Tem toda a razão. Continuará, aliás, a ter todo a razão se – como no passado - tiver de um dia destes reconhecer como autoridade legítima um dos golpistas. Como dizia Margaret Thatcher a propósito de Robert Mugabe, "não se discute com terroristas antes de serem primeiros-ministros".
“A CPLP não pode deixar de meditar nesta questão se queremos exercer uma boa influência. Para que haja um triunfo da legalidade e para que o processo eleitoral possa decorrer com normalidade não podemos condescender com um golpe militar que acontece precisamente a meio de um processo de eleição de um Presidente da República”, referiu Paulo Postas.
Pois é.
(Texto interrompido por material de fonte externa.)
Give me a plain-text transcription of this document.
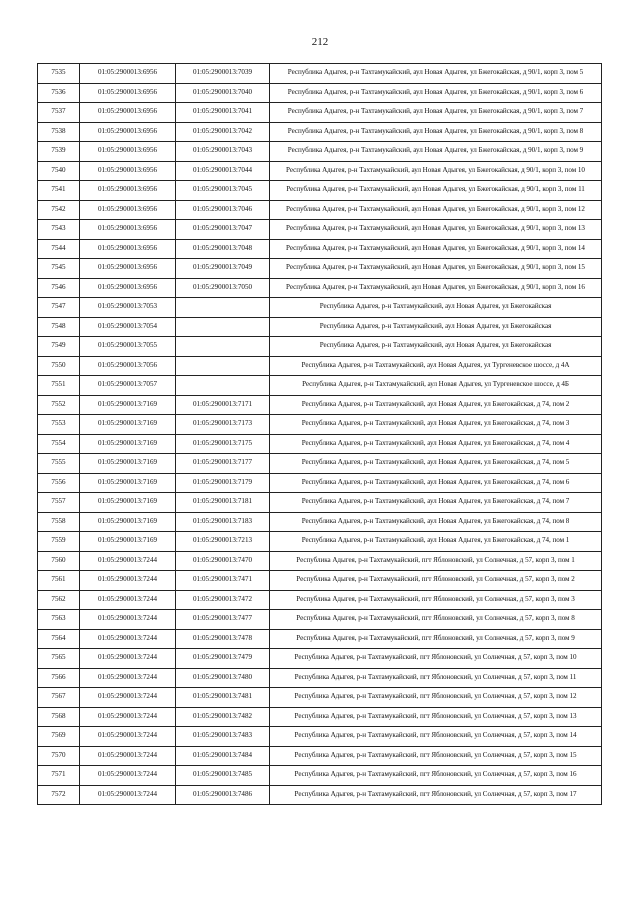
212
7535	01:05:2900013:6956	01:05:2900013:7039	Республика Адыгея, р-н Тахтамукайский, аул Новая Адыгея, ул Бжегокайская, д 90/1, корп 3, пом 5
7536	01:05:2900013:6956	01:05:2900013:7040	Республика Адыгея, р-н Тахтамукайский, аул Новая Адыгея, ул Бжегокайская, д 90/1, корп 3, пом 6
7537	01:05:2900013:6956	01:05:2900013:7041	Республика Адыгея, р-н Тахтамукайский, аул Новая Адыгея, ул Бжегокайская, д 90/1, корп 3, пом 7
7538	01:05:2900013:6956	01:05:2900013:7042	Республика Адыгея, р-н Тахтамукайский, аул Новая Адыгея, ул Бжегокайская, д 90/1, корп 3, пом 8
7539	01:05:2900013:6956	01:05:2900013:7043	Республика Адыгея, р-н Тахтамукайский, аул Новая Адыгея, ул Бжегокайская, д 90/1, корп 3, пом 9
7540	01:05:2900013:6956	01:05:2900013:7044	Республика Адыгея, р-н Тахтамукайский, аул Новая Адыгея, ул Бжегокайская, д 90/1, корп 3, пом 10
7541	01:05:2900013:6956	01:05:2900013:7045	Республика Адыгея, р-н Тахтамукайский, аул Новая Адыгея, ул Бжегокайская, д 90/1, корп 3, пом 11
7542	01:05:2900013:6956	01:05:2900013:7046	Республика Адыгея, р-н Тахтамукайский, аул Новая Адыгея, ул Бжегокайская, д 90/1, корп 3, пом 12
7543	01:05:2900013:6956	01:05:2900013:7047	Республика Адыгея, р-н Тахтамукайский, аул Новая Адыгея, ул Бжегокайская, д 90/1, корп 3, пом 13
7544	01:05:2900013:6956	01:05:2900013:7048	Республика Адыгея, р-н Тахтамукайский, аул Новая Адыгея, ул Бжегокайская, д 90/1, корп 3, пом 14
7545	01:05:2900013:6956	01:05:2900013:7049	Республика Адыгея, р-н Тахтамукайский, аул Новая Адыгея, ул Бжегокайская, д 90/1, корп 3, пом 15
7546	01:05:2900013:6956	01:05:2900013:7050	Республика Адыгея, р-н Тахтамукайский, аул Новая Адыгея, ул Бжегокайская, д 90/1, корп 3, пом 16
7547	01:05:2900013:7053		Республика Адыгея, р-н Тахтамукайский, аул Новая Адыгея, ул Бжегокайская
7548	01:05:2900013:7054		Республика Адыгея, р-н Тахтамукайский, аул Новая Адыгея, ул Бжегокайская
7549	01:05:2900013:7055		Республика Адыгея, р-н Тахтамукайский, аул Новая Адыгея, ул Бжегокайская
7550	01:05:2900013:7056		Республика Адыгея, р-н Тахтамукайский, аул Новая Адыгея, ул Тургеневское шоссе, д 4А
7551	01:05:2900013:7057		Республика Адыгея, р-н Тахтамукайский, аул Новая Адыгея, ул Тургеневское шоссе, д 4Б
7552	01:05:2900013:7169	01:05:2900013:7171	Республика Адыгея, р-н Тахтамукайский, аул Новая Адыгея, ул Бжегокайская, д 74, пом 2
7553	01:05:2900013:7169	01:05:2900013:7173	Республика Адыгея, р-н Тахтамукайский, аул Новая Адыгея, ул Бжегокайская, д 74, пом 3
7554	01:05:2900013:7169	01:05:2900013:7175	Республика Адыгея, р-н Тахтамукайский, аул Новая Адыгея, ул Бжегокайская, д 74, пом 4
7555	01:05:2900013:7169	01:05:2900013:7177	Республика Адыгея, р-н Тахтамукайский, аул Новая Адыгея, ул Бжегокайская, д 74, пом 5
7556	01:05:2900013:7169	01:05:2900013:7179	Республика Адыгея, р-н Тахтамукайский, аул Новая Адыгея, ул Бжегокайская, д 74, пом 6
7557	01:05:2900013:7169	01:05:2900013:7181	Республика Адыгея, р-н Тахтамукайский, аул Новая Адыгея, ул Бжегокайская, д 74, пом 7
7558	01:05:2900013:7169	01:05:2900013:7183	Республика Адыгея, р-н Тахтамукайский, аул Новая Адыгея, ул Бжегокайская, д 74, пом 8
7559	01:05:2900013:7169	01:05:2900013:7213	Республика Адыгея, р-н Тахтамукайский, аул Новая Адыгея, ул Бжегокайская, д 74, пом 1
7560	01:05:2900013:7244	01:05:2900013:7470	Республика Адыгея, р-н Тахтамукайский, пгт Яблоновский, ул Солнечная, д 57, корп 3, пом 1
7561	01:05:2900013:7244	01:05:2900013:7471	Республика Адыгея, р-н Тахтамукайский, пгт Яблоновский, ул Солнечная, д 57, корп 3, пом 2
7562	01:05:2900013:7244	01:05:2900013:7472	Республика Адыгея, р-н Тахтамукайский, пгт Яблоновский, ул Солнечная, д 57, корп 3, пом 3
7563	01:05:2900013:7244	01:05:2900013:7477	Республика Адыгея, р-н Тахтамукайский, пгт Яблоновский, ул Солнечная, д 57, корп 3, пом 8
7564	01:05:2900013:7244	01:05:2900013:7478	Республика Адыгея, р-н Тахтамукайский, пгт Яблоновский, ул Солнечная, д 57, корп 3, пом 9
7565	01:05:2900013:7244	01:05:2900013:7479	Республика Адыгея, р-н Тахтамукайский, пгт Яблоновский, ул Солнечная, д 57, корп 3, пом 10
7566	01:05:2900013:7244	01:05:2900013:7480	Республика Адыгея, р-н Тахтамукайский, пгт Яблоновский, ул Солнечная, д 57, корп 3, пом 11
7567	01:05:2900013:7244	01:05:2900013:7481	Республика Адыгея, р-н Тахтамукайский, пгт Яблоновский, ул Солнечная, д 57, корп 3, пом 12
7568	01:05:2900013:7244	01:05:2900013:7482	Республика Адыгея, р-н Тахтамукайский, пгт Яблоновский, ул Солнечная, д 57, корп 3, пом 13
7569	01:05:2900013:7244	01:05:2900013:7483	Республика Адыгея, р-н Тахтамукайский, пгт Яблоновский, ул Солнечная, д 57, корп 3, пом 14
7570	01:05:2900013:7244	01:05:2900013:7484	Республика Адыгея, р-н Тахтамукайский, пгт Яблоновский, ул Солнечная, д 57, корп 3, пом 15
7571	01:05:2900013:7244	01:05:2900013:7485	Республика Адыгея, р-н Тахтамукайский, пгт Яблоновский, ул Солнечная, д 57, корп 3, пом 16
7572	01:05:2900013:7244	01:05:2900013:7486	Республика Адыгея, р-н Тахтамукайский, пгт Яблоновский, ул Солнечная, д 57, корп 3, пом 17
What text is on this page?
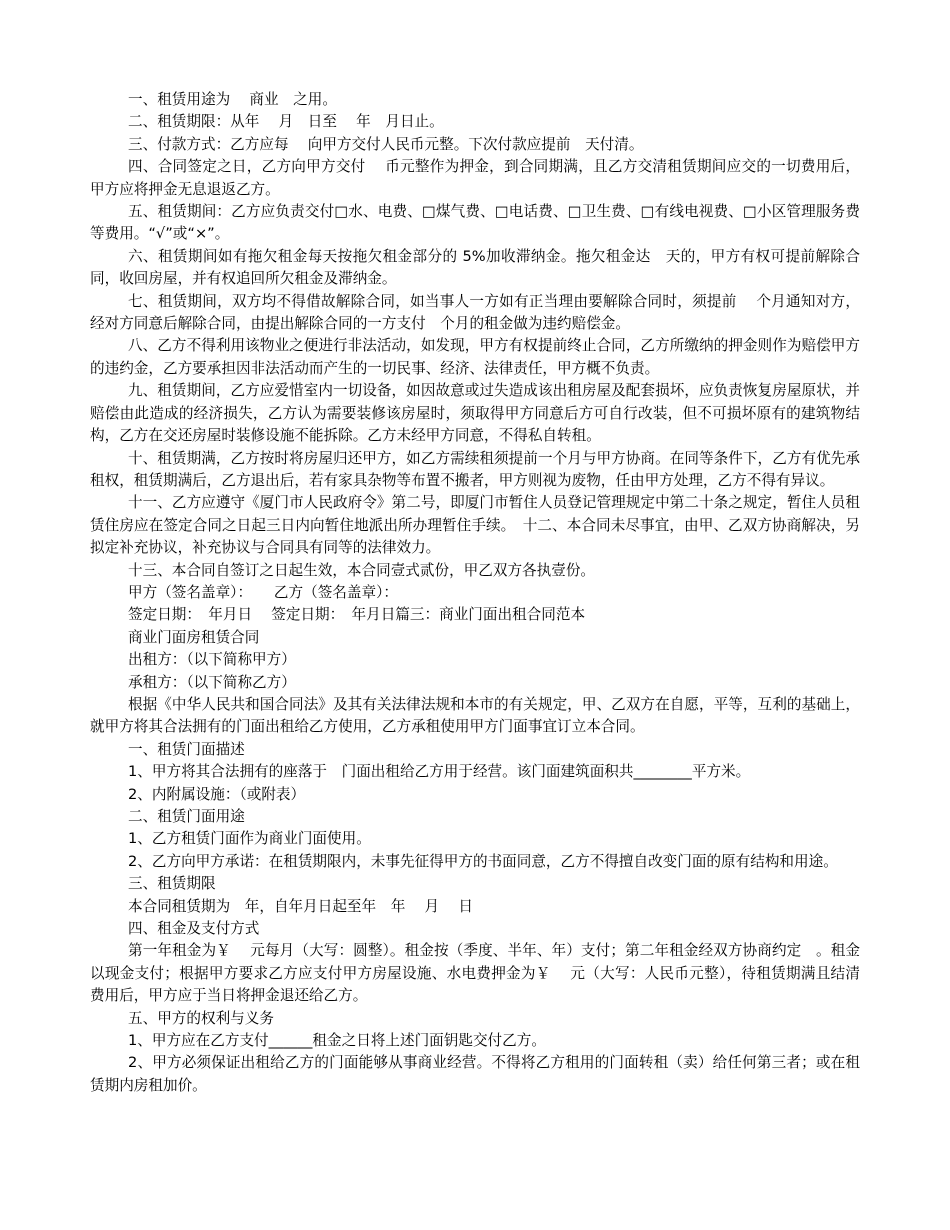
一、租赁用途为　 商业　之用。

二、租赁期限：从年　 月　日至　 年　月日止。

三、付款方式：乙方应每　 向甲方交付人民币元整。下次付款应提前　天付清。

四、合同签定之日，乙方向甲方交付　 币元整作为押金，到合同期满，且乙方交清租赁期间应交的一切费用后，甲方应将押金无息退返乙方。

五、租赁期间：乙方应负责交付□水、电费、□煤气费、□电话费、□卫生费、□有线电视费、□小区管理服务费等费用。“√”或“×”。

六、租赁期间如有拖欠租金每天按拖欠租金部分的 5%加收滞纳金。拖欠租金达　天的，甲方有权可提前解除合同，收回房屋，并有权追回所欠租金及滞纳金。

七、租赁期间，双方均不得借故解除合同，如当事人一方如有正当理由要解除合同时，须提前　 个月通知对方，经对方同意后解除合同，由提出解除合同的一方支付　个月的租金做为违约赔偿金。

八、乙方不得利用该物业之便进行非法活动，如发现，甲方有权提前终止合同，乙方所缴纳的押金则作为赔偿甲方的违约金，乙方要承担因非法活动而产生的一切民事、经济、法律责任，甲方概不负责。

九、租赁期间，乙方应爱惜室内一切设备，如因故意或过失造成该出租房屋及配套损坏，应负责恢复房屋原状，并赔偿由此造成的经济损失，乙方认为需要装修该房屋时，须取得甲方同意后方可自行改装，但不可损坏原有的建筑物结构，乙方在交还房屋时装修设施不能拆除。乙方未经甲方同意，不得私自转租。

十、租赁期满，乙方按时将房屋归还甲方，如乙方需续租须提前一个月与甲方协商。在同等条件下，乙方有优先承租权，租赁期满后，乙方退出后，若有家具杂物等布置不搬者，甲方则视为废物，任由甲方处理，乙方不得有异议。

十一、乙方应遵守《厦门市人民政府令》第二号，即厦门市暂住人员登记管理规定中第二十条之规定，暂住人员租赁住房应在签定合同之日起三日内向暂住地派出所办理暂住手续。　十二、本合同未尽事宜，由甲、乙双方协商解决，另拟定补充协议，补充协议与合同具有同等的法律效力。

十三、本合同自签订之日起生效，本合同壹式贰份，甲乙双方各执壹份。

甲方（签名盖章）：　　乙方（签名盖章）：

签定日期：　年月日　 签定日期：　年月日篇三：商业门面出租合同范本

商业门面房租赁合同

出租方：（以下简称甲方）

承租方：（以下简称乙方）

根据《中华人民共和国合同法》及其有关法律法规和本市的有关规定，甲、乙双方在自愿，平等，互利的基础上，就甲方将其合法拥有的门面出租给乙方使用，乙方承租使用甲方门面事宜订立本合同。

一、租赁门面描述

1、甲方将其合法拥有的座落于　门面出租给乙方用于经营。该门面建筑面积共________平方米。

2、内附属设施：（或附表）

二、租赁门面用途

1、乙方租赁门面作为商业门面使用。

2、乙方向甲方承诺：在租赁期限内，未事先征得甲方的书面同意，乙方不得擅自改变门面的原有结构和用途。

三、租赁期限

本合同租赁期为　年，自年月日起至年　年　 月　 日

四、租金及支付方式

第一年租金为￥　 元每月（大写：圆整）。租金按（季度、半年、年）支付；第二年租金经双方协商约定　。租金以现金支付；根据甲方要求乙方应支付甲方房屋设施、水电费押金为￥　 元（大写：人民币元整），待租赁期满且结清费用后，甲方应于当日将押金退还给乙方。

五、甲方的权利与义务

1、甲方应在乙方支付______租金之日将上述门面钥匙交付乙方。

2、甲方必须保证出租给乙方的门面能够从事商业经营。不得将乙方租用的门面转租（卖）给任何第三者；或在租赁期内房租加价。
Nada de condescendências enquanto não chegarem ao poder. Lá chegados passam, é claro, a ter toda a legitimidade para serem entendidos como dignos representantes do povo.
A política, essa coisa com vários pesos e outras tantas medidas, que serve quase sempre para milhões terem pouco e poucos terem milhões, é mesmo assim. Enquanto se é bestial (José Sócrates dizia, entre outros, que Muammar Kadafi era um “líder carismático”) a bajulação não tem limites. Quando se passa a besta, todos se unem para dizer o pior e facturar sobre os escombros, sejam materiais ou humanos.
Julgo se mais ou menos consensual que António Indjai, o líder do golpe, é uma besta. É, aliás, uma besta que ocupou o lugar de outras bestas. Apesar disso, se chegar ao poder passará a ser, tanto para Portugal como para a CPLP e restante comunidade internacional, bestial.
Os EUA, que de África só sabem que tem petróleo e negros que se devem matar uns aos outros para ser mais fácil lá ir buscar as riquezas, avisaram as autoridades da Guiné-Bissau que o novo chefe das Forças Armadas não poderia estar implicado nos acontecimentos de 1 de Abril de 2010, como era o caso do major-general António Indjai.
Perante este aviso, o que fez o governo de Carlos Gomes Júnior? Escolheu (e o presidente Balam Bacai Sanhá aceitou) para chefiar as Forças Armadas, nem mais nem menos do que... António Indjai.
Posição idêntica à dos EUA tem sido defendida pela União Europeia, cujos representantes em Bissau, por exemplo, boicotaram na altura uma conferência de sensibilização para a reforma do sector da defesa e da segurança organizada pela ONU e pelo governo guineense.
De acordo com a escolha de António Indjai está, é claro, a Comunidade de Países de Língua Portuguesa. Está de acordo com esta escolha, como estaria com qualquer outra. Para a CPLP o importante é estar de acordo, seja com Deus ou com o Diabo e até, se possível, com ambos ao mesmo tempo.
A escolha de António Indjai foi, aliás, uma vitória para a CPLP. Desde logo porque o chefe Estado Maior das Forças Armadas de Guiné-Bissau (país da CPLP, recorde-se), nem uma palavrinha sabe dizer, com ou sem Acordo Ortográfico, em... português.
No entanto, reconheço, António Indjai - entre muitos outros - fala uma outra língua internacionalmente, mas sobretudo em África, bem conhecida e de grande poder como agora se voltou a confirmar: o kalashnikovês.
Recorde-se que Indjai foi o protagonista dos acontecimentos militares de 1 de Abril de 200 e que chegou (embora depois tenha pedido desculpa) a ameaçar de morte o primeiro-ministro, Carlos Gomes Júnior.
Na mesma altura, instado sobre se passaria a ser ele o chefe do Estado-Maior, António Indjai disse que não, mas que as Forças Armadas iam aguardar pela indicação “pelos políticos” de um novo responsável.
E então, sob propostas de Carlos Gomes Júnior, ficou a saber-se que é mesmo ele o Chefe... até que um outro militar resolva pôr o seu kalashnikovês a funcionar.